Abbiamo verificato che l’introduzione del test ha portato a una riduzione
di circa 14 punti percentuali del tasso di abbandono degli studenti e a un
miglioramento della media ponderata dei voti di circa un punto, al termine del
primo anno di studi. In sintesi, nel caso da noi analizzato, l’introduzione di
limiti all’accesso sulla base del test genera migliori risultati di studenti
(e università).
Ma questo avviene semplicemente perché i test hanno selezionato i migliori
studenti o perché, essendosi modificata, la composizione della classe ha
permesso una migliore interazione tra gli studenti e con i docenti? La
risposta è cruciale per il disegno delle politiche sotto molti aspetti.
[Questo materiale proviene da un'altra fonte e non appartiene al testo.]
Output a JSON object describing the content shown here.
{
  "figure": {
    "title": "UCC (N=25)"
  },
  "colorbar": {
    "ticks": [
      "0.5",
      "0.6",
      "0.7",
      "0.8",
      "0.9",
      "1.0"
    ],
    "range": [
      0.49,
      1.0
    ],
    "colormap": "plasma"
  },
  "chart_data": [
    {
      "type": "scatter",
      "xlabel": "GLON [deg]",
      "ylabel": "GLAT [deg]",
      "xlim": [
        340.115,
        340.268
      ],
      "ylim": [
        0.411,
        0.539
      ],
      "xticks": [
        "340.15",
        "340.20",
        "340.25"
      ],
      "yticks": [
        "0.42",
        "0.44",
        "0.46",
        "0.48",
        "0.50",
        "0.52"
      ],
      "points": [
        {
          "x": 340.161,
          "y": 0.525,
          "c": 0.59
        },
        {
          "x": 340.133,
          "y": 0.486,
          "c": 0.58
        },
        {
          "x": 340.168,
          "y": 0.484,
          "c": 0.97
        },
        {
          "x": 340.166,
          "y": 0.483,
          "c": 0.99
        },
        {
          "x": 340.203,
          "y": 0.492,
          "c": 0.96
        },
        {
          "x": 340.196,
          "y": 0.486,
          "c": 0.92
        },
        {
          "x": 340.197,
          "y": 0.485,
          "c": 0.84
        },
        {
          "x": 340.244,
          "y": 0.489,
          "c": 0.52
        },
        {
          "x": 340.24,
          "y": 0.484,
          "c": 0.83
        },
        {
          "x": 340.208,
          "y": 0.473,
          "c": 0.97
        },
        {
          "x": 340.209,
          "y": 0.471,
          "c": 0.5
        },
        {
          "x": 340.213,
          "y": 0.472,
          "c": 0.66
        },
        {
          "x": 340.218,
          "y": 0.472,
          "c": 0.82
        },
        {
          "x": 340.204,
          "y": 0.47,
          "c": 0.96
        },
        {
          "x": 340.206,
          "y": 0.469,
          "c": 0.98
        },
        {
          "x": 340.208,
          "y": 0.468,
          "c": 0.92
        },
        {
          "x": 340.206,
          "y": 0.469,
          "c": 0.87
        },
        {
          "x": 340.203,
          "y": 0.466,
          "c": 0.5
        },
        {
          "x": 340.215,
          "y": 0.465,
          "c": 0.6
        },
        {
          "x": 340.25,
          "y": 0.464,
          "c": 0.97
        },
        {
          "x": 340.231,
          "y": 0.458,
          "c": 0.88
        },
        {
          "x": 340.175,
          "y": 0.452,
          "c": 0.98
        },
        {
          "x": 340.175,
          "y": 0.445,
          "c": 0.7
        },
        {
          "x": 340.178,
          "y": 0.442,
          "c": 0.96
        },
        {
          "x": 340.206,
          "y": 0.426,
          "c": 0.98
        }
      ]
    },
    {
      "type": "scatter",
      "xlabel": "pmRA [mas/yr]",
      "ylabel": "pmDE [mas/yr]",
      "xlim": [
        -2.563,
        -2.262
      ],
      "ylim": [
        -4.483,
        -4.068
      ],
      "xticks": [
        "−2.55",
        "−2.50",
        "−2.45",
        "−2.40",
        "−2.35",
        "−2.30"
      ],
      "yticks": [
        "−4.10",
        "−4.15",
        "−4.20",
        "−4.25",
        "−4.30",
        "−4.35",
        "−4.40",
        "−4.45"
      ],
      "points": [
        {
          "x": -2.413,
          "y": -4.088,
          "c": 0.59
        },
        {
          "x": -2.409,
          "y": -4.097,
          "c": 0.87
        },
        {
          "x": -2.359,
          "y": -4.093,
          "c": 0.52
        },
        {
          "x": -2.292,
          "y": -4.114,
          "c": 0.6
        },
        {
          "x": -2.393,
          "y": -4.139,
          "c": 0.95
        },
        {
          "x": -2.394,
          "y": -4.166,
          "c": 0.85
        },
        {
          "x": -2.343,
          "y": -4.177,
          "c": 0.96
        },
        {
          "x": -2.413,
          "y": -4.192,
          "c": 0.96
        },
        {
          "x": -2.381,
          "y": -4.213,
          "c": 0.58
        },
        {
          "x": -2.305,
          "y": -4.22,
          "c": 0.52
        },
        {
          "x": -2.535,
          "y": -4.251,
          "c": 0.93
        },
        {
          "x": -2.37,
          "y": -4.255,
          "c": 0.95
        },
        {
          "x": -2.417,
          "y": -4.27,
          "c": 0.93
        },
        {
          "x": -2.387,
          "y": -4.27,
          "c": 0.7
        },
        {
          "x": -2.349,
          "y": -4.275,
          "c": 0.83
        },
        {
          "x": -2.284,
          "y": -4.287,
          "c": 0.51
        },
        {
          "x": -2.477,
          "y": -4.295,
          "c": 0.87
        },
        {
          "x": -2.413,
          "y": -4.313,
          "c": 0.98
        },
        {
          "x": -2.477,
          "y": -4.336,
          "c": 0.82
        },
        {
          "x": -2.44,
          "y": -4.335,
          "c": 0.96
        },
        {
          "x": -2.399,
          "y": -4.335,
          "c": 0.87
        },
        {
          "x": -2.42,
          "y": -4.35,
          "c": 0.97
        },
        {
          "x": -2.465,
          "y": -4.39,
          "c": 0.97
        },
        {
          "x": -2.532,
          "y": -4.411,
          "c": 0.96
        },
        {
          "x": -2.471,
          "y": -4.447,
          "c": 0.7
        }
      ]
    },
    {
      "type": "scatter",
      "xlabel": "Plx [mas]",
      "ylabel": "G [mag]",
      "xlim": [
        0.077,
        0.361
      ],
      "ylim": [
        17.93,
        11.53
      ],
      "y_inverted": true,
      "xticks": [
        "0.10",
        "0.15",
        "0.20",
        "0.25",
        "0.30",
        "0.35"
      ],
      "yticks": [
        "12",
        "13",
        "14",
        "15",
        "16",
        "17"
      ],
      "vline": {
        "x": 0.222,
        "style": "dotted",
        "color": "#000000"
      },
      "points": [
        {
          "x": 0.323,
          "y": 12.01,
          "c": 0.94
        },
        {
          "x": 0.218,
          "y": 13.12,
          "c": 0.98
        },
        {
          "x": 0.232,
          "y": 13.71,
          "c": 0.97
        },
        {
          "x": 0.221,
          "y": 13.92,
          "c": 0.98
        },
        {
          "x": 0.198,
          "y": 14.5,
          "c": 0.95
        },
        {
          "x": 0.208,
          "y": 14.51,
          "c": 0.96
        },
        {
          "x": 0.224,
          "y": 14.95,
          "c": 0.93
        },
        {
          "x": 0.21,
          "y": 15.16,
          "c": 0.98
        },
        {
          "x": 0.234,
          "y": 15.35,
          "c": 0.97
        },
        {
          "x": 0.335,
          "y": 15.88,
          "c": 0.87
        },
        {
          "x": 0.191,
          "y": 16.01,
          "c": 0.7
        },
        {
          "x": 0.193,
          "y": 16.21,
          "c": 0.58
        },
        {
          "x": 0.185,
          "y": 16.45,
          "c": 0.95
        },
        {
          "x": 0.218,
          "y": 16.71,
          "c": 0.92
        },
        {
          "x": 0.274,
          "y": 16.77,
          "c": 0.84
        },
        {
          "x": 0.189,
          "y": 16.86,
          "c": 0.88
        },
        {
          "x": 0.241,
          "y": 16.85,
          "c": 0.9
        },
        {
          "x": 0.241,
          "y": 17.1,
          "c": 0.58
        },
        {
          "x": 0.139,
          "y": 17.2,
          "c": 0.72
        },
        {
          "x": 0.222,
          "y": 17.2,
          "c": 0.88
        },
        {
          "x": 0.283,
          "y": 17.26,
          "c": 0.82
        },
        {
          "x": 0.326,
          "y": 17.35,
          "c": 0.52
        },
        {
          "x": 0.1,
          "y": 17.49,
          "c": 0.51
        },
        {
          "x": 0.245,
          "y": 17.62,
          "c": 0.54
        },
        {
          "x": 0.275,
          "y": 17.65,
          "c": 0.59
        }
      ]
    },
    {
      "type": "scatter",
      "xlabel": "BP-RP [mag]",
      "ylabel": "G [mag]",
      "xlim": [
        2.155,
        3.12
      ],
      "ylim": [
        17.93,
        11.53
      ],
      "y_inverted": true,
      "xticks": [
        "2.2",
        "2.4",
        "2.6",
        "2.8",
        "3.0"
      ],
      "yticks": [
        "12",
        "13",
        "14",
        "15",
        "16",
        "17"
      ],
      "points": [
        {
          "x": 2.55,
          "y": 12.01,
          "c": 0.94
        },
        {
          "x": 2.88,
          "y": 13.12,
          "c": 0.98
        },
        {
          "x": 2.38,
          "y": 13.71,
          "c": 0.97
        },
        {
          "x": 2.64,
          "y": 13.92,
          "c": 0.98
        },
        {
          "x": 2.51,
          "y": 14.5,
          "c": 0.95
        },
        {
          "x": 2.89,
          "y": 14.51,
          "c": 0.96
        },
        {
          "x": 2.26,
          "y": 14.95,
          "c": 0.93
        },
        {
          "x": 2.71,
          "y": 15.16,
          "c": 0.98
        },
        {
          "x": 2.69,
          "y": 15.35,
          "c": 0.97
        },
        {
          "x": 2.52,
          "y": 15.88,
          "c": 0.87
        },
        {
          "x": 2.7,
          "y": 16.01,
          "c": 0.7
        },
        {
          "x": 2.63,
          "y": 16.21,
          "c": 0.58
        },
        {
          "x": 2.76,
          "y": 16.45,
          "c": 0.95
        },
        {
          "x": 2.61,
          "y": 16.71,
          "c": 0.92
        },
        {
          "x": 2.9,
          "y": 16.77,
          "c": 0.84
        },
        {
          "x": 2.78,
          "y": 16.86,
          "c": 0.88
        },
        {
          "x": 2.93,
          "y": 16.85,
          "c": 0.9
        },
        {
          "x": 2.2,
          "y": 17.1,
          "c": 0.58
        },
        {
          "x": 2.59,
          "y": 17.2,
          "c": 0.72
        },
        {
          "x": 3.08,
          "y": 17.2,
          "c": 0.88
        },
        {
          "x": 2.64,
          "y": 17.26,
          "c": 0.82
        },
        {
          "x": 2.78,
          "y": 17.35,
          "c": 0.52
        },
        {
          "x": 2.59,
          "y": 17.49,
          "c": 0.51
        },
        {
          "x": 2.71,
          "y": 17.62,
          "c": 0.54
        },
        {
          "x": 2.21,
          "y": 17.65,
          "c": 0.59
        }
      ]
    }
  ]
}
Focalizzando l’attenzione su un gruppo di “trattati” e gruppo di
“controllo” con simili qualità individuali (punteggio simile allo stesso test,
utilizzato però con finalità non selettive), ma che interagiscono in classi
con differenti qualità (in media), i risultati mostrano che il miglioramento
delle interazioni sociali a livello di classe rappresenta il principale
meccanismo alla base dell’effetto causale dovuto al cambiamento della politica
per l’accesso alla facoltà. Dal punto di vista più generale, il nostro studio
suggerisce che la domanda da porsi non è tanto a quanta mobilità sociale e
uguaglianza delle opportunità si è disposti a rinunciare utilizzando i test,
ma quante risorse si è disposti a mettere in gioco per migliorare la qualità
dell’interazione in classe (infrastrutture, quantità e qualità del personale).